Steven Yeun is the first to acknowledge how fortunate he was to book his breakout role on “The Walking Dead” less than a year after moving to Los Angeles. “Nobody says that to me, but I’ll say it for them: I’m so lucky!” Prior to that, he was an aspiring actor and improv comedian in Chicago hustling for local commercials to pay the bills. Read on for early memories and career advice from the leading man of “Minari,” including a nightmare audition story that might sound all too familiar to other Asian American actors.
How did you get your SAG-AFTRA card?
I got my SAG-AFTRA card doing a Blue Cross Blue Shield commercial with Phil Morrison, the wonderful director of “Junebug.” He cast me, and I was just this floating head talking about insurance. That was in Chicago. I got to do a Best Buy commercial and that Blue Cross Blue Shield commercial.
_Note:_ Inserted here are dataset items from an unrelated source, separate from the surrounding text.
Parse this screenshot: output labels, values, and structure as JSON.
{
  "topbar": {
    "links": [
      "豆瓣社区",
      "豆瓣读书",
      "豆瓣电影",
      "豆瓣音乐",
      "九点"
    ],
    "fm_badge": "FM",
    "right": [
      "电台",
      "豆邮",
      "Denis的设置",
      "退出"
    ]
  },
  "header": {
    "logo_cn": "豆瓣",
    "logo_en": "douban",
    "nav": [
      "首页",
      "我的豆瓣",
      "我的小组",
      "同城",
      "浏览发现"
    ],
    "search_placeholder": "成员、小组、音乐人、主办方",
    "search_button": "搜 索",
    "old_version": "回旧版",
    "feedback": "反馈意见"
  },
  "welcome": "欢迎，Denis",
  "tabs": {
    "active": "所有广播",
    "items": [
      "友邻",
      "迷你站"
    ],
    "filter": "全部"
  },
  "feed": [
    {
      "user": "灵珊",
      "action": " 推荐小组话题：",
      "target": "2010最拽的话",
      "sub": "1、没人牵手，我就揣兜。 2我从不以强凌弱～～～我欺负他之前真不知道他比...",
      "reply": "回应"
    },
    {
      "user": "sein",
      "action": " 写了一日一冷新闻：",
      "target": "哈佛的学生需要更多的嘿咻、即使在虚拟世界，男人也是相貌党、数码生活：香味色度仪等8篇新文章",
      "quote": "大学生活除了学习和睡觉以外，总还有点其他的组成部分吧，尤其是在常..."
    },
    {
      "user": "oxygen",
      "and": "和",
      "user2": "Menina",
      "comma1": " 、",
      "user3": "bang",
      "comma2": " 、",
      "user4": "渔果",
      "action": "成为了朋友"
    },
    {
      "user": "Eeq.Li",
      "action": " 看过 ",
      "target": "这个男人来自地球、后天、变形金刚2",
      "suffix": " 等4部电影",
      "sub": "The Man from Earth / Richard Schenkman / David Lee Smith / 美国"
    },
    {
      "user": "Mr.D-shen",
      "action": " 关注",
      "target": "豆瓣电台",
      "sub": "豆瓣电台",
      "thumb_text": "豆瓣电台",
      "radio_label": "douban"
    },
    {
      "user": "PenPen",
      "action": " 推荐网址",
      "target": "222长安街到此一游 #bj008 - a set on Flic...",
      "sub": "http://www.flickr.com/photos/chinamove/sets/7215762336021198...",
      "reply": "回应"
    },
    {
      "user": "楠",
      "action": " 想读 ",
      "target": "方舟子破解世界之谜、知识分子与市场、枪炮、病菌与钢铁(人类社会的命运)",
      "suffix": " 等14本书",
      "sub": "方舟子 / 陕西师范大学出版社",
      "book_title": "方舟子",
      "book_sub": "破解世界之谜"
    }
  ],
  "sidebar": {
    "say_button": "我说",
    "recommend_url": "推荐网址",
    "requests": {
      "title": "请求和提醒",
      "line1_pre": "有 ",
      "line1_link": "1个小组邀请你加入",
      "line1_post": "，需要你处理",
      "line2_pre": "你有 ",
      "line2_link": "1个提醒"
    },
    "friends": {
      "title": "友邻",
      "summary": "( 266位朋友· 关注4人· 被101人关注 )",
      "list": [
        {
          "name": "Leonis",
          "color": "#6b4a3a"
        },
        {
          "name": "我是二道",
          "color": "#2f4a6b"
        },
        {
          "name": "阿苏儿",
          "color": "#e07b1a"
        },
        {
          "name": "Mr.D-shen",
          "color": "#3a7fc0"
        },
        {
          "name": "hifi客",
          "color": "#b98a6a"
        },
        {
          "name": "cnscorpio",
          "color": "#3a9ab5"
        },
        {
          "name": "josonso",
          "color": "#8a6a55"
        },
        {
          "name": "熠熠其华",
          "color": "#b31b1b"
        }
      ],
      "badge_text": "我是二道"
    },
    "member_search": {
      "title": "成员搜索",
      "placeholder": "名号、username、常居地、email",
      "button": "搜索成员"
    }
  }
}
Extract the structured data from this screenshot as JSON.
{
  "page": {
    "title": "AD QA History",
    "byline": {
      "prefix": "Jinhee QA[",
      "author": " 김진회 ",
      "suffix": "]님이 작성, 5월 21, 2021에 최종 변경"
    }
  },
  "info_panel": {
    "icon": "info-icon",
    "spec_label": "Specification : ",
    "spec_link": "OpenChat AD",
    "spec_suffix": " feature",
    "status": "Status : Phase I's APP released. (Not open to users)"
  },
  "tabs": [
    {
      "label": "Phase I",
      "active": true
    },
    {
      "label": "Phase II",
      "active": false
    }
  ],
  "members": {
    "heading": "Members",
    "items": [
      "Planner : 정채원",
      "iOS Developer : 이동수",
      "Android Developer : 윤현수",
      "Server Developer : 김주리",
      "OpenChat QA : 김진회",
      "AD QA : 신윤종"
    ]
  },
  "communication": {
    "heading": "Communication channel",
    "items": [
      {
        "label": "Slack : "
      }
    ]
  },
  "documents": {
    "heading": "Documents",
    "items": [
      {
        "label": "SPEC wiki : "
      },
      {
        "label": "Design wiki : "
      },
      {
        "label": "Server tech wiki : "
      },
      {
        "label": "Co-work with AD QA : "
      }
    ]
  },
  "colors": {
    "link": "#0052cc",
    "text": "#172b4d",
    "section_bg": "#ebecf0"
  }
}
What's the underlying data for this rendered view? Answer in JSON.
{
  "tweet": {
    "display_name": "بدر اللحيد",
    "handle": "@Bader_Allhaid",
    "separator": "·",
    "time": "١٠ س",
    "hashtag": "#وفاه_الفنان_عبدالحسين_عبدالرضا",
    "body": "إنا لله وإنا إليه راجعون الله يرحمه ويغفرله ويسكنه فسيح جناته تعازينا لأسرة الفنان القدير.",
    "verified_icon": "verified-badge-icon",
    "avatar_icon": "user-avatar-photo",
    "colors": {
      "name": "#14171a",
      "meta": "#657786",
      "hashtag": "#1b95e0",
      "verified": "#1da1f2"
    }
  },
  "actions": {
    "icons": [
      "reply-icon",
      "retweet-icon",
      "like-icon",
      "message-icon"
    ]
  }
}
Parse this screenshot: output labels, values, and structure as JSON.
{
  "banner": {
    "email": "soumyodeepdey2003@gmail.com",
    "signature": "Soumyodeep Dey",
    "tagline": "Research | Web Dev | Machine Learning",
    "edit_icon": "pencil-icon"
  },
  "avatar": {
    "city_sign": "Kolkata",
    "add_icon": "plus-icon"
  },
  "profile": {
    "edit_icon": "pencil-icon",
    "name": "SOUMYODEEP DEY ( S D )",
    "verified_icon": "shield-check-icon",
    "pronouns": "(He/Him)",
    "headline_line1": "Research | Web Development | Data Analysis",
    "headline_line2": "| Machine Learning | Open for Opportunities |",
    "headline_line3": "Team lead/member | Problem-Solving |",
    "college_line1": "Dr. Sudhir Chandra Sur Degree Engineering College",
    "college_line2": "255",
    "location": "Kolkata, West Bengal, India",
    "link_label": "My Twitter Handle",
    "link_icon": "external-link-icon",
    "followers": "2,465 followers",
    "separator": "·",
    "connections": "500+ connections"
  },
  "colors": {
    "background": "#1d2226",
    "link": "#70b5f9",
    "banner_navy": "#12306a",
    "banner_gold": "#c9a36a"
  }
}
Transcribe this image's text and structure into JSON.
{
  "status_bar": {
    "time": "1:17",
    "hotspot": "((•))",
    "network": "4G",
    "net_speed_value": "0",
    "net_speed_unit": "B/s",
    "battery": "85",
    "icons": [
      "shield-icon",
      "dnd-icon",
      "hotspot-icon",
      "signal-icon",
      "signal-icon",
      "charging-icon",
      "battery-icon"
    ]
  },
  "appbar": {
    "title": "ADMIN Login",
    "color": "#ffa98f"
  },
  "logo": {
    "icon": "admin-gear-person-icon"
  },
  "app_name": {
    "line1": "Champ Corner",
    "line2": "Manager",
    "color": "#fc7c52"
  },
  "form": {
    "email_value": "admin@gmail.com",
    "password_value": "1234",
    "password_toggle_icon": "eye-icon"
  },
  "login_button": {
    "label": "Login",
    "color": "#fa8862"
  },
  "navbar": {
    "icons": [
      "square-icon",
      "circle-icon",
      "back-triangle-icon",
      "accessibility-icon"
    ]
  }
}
Then I moved to L.A. and booked a Milky Way commercial and an Apple commercial that never got seen. Then “The Big Bang Theory” sustained my SAG card.
What is one performance you think every actor should see and why?
In Lee Chang-dong’s “Secret Sunshine,” Song Kang-ho, who was the father in “Parasite,” he plays this kind of bumbling country bumpkin guy, and he’s so good. He’s so—I don’t even want to use “natural,” he’s just existing. Whatever he does is true. That is the coolest thing I’ve seen. That was where I [learned]: Oh, we can be true.
Do you have a worst audition horror story?
Oh, my gosh, how many can I name? [laughs] I mean, they weren’t that bad. I think one that felt bad to me, I did this one called “Awesome ’80s Prom” that was my first audition ever when I was in Chicago. They wanted me to do an ’80s monologue. And as I was doing the “Ferris Bueller” opening sequence, they stopped me about halfway and said, “That was good. Um, could you do that in an Asian accent?” They wanted me to play Long Duk Dong! And, look, I’m not going to forgive it, but at the same time, that was the early 2000s, so let’s not be surprised. That bummed me out.
Have you ever done anything wild to book a role?
When I was in Chicago, I had to do this industrial one time where I was supposed to do a live, eight-page speech in character, playing Hiro from “Heroes,” selling a microchip, and it was all technical jargon. They had to hire me because they needed an Asian guy to play that role, and they were like, “OK, we’re just going to give you an ear prompter so you don’t have to memorize all this stuff, because it’s nearly impossible.” And I don’t know how to do an ear prompter and I tried and it was horrible, I couldn’t do it. All of a sudden, I was on a plane, and I had to memorize, within, like, 20 hours, eight pages of technical jargon. And I somehow pulled it off. You know what? That was actually a pretty profound inflection point for my life, artistically. Because I realized all these insurmountable tasks that are in front of you that feel impossible, if you just—excuse my French—just fucking try hard, you can do it.
What’s one piece of advice you would give your younger self?
I wish I’d known that the journey continues to be the most interesting part of all of it. The life you live really gets to inform the work that you create. Not has to, but gets to. Don’t forget to live a life.